Type a number into any of the three fields and the other two recalculate instantly. The converter uses the standard formulas C = (F−32) × 5/9 and K = C + 273.15, with results rounded to four decimal places to avoid floating-point noise from the JavaScript engine.
Negative inputs are accepted down to −273.15 °C (0 K) — anything below absolute zero is physically impossible, so values clamp visually but won't crash the page. The reference row beneath the inputs gives the freezing point of water, the boiling point at sea-level standard pressure, and average human body temperature, so you can sanity-check your conversion at a glance.
Multiply the Celsius value by 9/5 and add 32. So 100 °C × 9/5 = 180, plus 32 gives 212 °F. The reverse is (F − 32) × 5/9.
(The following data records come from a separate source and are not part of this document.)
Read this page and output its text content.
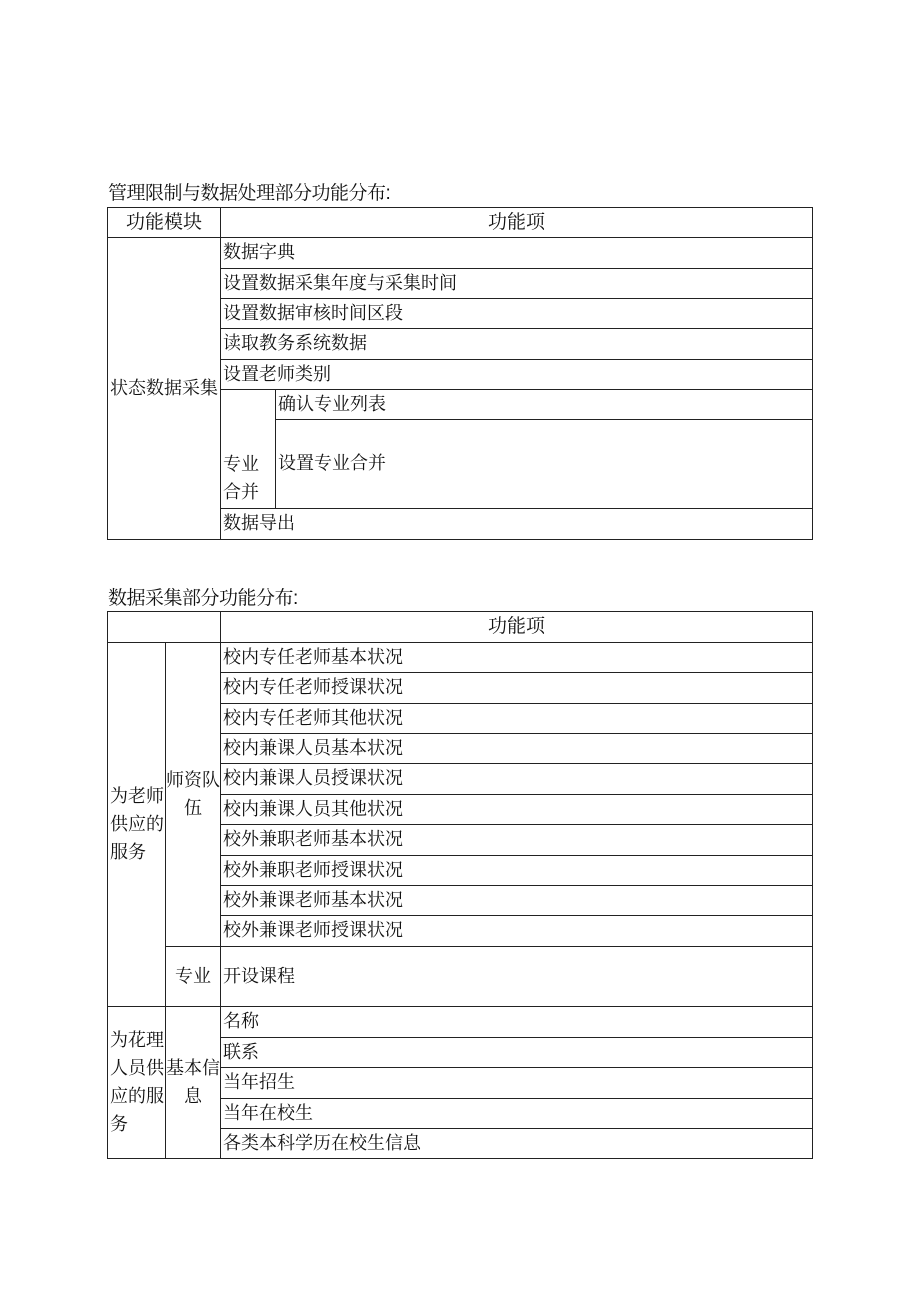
管理限制与数据处理部分功能分布:
功能模块	功能项	
状态数据采集	数据字典	
	设置数据采集年度与采集时间	
	设置数据审核时间区段	
	读取教务系统数据	
	设置老师类别	
	专业合并	确认专业列表
		设置专业合并
	数据导出	
数据采集部分功能分布:
		功能项
为老师供应的服务	师资队伍	校内专任老师基本状况
		校内专任老师授课状况
		校内专任老师其他状况
		校内兼课人员基本状况
		校内兼课人员授课状况
		校内兼课人员其他状况
		校外兼职老师基本状况
		校外兼职老师授课状况
		校外兼课老师基本状况
		校外兼课老师授课状况
	专业	开设课程
为花理人员供应的服务	基本信息	名称
		联系
		当年招生
		当年在校生
		各类本科学历在校生信息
Kelvin is defined so that the triple point of water is exactly 273.16 K. That places absolute zero at −273.15 °C — the extra 0.15 isn't a rounding error, it's part of the SI definition.
Currently only Celsius, Fahrenheit and Kelvin are shown. Rankine equals Fahrenheit + 459.67, and Réaumur equals Celsius × 0.8 if you need to convert manually.
Most cross-scale conversions are non-integer — 100 °F is exactly 37.7778 °C (with rounding). The output is truncated to four decimal places to keep it readable while staying accurate.